As at the time of sentencing in June 2023 the Applicant was already well advanced on the road to rehabilitation, with her efforts outlined by the Sentencing Judge.[10] Critically, the Applicant separated from her ex-husband in July 2022 and was working 5 days per week.[11] Understandably the Sentencing Judge stated that it was difficult to assess the Applicant’s prospects for rehabilitation as at June 203 but importantly stated the circumstances of the Twins offending “were particular to the relationships [with ex-husband] at that time and your circumstances [struggling to bring up so many children] at that time”.[12]
[10] See Exhibit R1, 55-56 [97]-[102].
[11] See Exhibit R1, 57 [107]-[113].
[12] Exhibit R1, 57 [114].
As observed by the Sentencing Judge the Applicant had a history of low mood in relation to feeling overwhelmed meeting the needs of her many children and feeling unsupported by her children but that as of June 2023 the Applicant was making attempts to minimise her offending in respect of the Twins. Ms Fleming assessed the Applicant as being a low risk of recidivism. Whilst the Sentencing Judge observed that the Applicant’s “learnings otherwise are very much (as at June 2023 pre-incarceration) in their infancy” it is apparent that such learnings have advanced whilst the Applicant has been in prison and that the deterrent effect of imprisonment has been effective upon the Applicant.

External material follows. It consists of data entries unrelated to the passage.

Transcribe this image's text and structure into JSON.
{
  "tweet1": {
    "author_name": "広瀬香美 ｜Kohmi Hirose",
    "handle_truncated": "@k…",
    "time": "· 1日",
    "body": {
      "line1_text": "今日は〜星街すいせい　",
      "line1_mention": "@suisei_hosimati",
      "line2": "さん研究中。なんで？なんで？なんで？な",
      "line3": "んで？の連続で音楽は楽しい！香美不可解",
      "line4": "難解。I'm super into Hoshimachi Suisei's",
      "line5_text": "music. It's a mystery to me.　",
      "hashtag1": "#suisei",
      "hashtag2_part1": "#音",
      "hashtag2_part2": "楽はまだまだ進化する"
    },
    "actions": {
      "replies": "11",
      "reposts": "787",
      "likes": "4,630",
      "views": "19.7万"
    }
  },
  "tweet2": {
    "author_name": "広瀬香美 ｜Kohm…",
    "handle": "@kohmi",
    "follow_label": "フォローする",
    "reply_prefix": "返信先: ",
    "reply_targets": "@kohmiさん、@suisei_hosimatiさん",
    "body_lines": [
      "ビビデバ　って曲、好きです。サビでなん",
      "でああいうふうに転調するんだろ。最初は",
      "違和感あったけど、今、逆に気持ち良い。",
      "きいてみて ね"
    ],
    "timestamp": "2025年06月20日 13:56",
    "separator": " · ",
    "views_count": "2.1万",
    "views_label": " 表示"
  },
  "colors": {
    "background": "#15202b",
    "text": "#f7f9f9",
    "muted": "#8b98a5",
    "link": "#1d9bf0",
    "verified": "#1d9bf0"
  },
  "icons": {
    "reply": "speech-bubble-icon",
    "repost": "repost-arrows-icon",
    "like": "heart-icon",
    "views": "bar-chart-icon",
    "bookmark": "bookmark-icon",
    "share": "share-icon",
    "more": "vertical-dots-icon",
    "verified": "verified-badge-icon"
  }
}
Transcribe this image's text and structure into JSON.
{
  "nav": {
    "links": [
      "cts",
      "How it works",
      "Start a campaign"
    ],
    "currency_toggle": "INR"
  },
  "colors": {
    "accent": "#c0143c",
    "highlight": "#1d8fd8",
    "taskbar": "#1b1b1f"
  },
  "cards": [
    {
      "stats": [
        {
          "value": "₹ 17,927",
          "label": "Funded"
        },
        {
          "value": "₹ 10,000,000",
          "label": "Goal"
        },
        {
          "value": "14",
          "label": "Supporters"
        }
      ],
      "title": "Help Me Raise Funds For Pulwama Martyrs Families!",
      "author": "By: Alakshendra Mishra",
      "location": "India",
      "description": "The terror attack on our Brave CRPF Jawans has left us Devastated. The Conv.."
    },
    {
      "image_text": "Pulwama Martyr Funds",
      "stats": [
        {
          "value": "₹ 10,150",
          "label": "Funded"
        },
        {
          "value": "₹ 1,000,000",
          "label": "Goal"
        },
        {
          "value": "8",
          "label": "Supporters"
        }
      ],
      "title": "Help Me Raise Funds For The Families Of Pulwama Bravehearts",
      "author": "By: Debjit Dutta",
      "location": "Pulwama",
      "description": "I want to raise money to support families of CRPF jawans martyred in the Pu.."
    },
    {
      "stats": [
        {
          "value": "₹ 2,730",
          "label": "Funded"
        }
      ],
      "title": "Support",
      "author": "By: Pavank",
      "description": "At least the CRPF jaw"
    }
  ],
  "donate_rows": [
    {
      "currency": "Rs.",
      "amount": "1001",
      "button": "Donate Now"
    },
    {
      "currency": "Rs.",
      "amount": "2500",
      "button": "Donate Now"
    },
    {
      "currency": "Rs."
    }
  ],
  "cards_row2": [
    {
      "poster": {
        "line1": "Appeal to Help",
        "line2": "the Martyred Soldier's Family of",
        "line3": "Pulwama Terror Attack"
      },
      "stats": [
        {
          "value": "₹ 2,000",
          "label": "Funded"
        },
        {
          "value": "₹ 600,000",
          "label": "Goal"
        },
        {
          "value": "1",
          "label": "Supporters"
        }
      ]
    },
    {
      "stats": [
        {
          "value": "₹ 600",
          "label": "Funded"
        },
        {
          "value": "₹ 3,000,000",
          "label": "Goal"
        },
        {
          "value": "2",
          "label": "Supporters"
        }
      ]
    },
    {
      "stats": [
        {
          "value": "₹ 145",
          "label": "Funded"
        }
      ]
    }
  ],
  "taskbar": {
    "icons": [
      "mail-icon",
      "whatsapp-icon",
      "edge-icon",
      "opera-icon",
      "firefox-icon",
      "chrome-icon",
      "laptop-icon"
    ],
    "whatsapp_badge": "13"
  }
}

Whilst there may have been some wrinkles in the Applicant’s testimony, overall, with both questioning by the Tribunal and cross-examination the Tribunal is satisfied that the Applicant is not only genuinely remorseful but that she now has insight into the grave nature of the offending and its impact. It is apparent on the evidence that during the time of the Twins offending, in particular, the Applicant was in a very ‘dark place’, struggling to bring up a very large number of children with a non-supportive drunk violent now ex-husband.
The Applicant’s difficulties in this regard were compounded by the fact that her sister SF moved far away from the Applicant and was not as easily available to provide support to the Applicant, that the Applicant was reluctant to ask for because of the distance and the fact that her sister had children of her own and their sick mother to look after. In an unfortunate sense, the Applicant was caught in an internal ‘perfect storm’ during this period. The Applicant was self-medicating through alcohol abuse for at least some of the time during the offending period but probably not by the time of intentionally causing injury to the Twins on 6 November 2020. The Applicant has not had a drink since at some point during this period, her last drink being as she recalls it a red label whisky and orange juice.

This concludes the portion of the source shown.